Unless you have a really thorough knowledge of maths, and some sophisticated physics, chemistry and biology, climate change conversations deteriorate into the fanatical yelling to the deaf who then relay the message to the blind via sign language.
It often feels like an exercise in Olympic level idiocy underscored by ideological vehemence on both sides. The people I know who don't believe humans are having any effect on the climate -- who are very clever and who all have science degrees -- tend to have made their money in either mining or the oil industry, which takes something from their arguments for me.
The ones who are equally vehement that climate change is happening and that it is caused by human industry don't all have science degrees and tend to eat far too many organic carrots, which, again, fickle as I am, undermines their authority to speak on pretty much anything.
It comes down then for Jo Average to; who am I going to listen to? Who has the most scientific swag? Who seems to know what is going on and even better still, what we should do about it if the risks or consequences of ignoring 'it' (whatever it might be -- 10cm to 7m sea level change, drought, take your pick) could be catastrophic?
Watching Mr Key at the Paris climate change talks didn't help. It was like watching your dodgiest, inappropriate uncle after a few drinks, go on a histrionic rant about the evils of touching children so you start questioning if perhaps they might be protesting too much.
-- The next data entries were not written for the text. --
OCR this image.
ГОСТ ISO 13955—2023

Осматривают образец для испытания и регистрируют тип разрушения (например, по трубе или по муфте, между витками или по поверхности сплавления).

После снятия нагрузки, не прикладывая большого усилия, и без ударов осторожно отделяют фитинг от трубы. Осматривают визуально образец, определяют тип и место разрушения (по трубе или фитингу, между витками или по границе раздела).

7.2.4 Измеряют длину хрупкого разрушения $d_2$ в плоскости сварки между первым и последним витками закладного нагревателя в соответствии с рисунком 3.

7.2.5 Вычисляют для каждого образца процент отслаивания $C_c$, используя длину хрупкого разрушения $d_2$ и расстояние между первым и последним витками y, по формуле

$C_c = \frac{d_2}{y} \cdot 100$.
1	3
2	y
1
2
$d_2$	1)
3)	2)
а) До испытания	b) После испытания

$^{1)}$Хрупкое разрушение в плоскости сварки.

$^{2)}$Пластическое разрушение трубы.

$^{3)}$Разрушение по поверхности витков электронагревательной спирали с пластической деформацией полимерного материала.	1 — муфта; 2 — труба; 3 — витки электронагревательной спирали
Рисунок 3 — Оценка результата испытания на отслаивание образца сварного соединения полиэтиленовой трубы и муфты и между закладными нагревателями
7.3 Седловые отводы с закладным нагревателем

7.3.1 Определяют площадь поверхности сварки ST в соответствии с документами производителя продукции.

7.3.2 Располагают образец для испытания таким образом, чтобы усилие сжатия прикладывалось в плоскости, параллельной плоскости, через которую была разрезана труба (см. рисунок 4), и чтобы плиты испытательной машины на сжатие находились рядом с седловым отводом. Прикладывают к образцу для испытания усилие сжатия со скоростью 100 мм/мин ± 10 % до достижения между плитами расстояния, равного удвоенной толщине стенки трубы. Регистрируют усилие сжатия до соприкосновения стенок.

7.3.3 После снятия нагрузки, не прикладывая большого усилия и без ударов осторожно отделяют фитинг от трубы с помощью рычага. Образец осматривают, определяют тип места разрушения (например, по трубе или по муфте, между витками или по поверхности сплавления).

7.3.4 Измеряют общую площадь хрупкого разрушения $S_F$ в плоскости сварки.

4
His advocacy of cutting subsidies to the fossil fuel industries would have been really welcome if ... um ... we weren't er ... subsidising fossil fuel industries back home.
We couldn't get a government more committed to drilling, digging up and shipping out the very fossil fuels that contribute to carbon emissions and giving as much of a helping hand to the foreign companies who wish to do so in the process. I hope no one there finds out. Perhaps it was the theory that Key appreciated without feeling the need to actually follow through with any practice. The very same way I feel about joining gyms.
So far that's not really working out very well. The plan? I'll work my way through the Bridget Williams Books collection and by this time next year I won't have to rely on the climate change opinions of fossil fuel junkies or wearers of too much ethnic jewellery.
The year of useful consciousness -- 2016.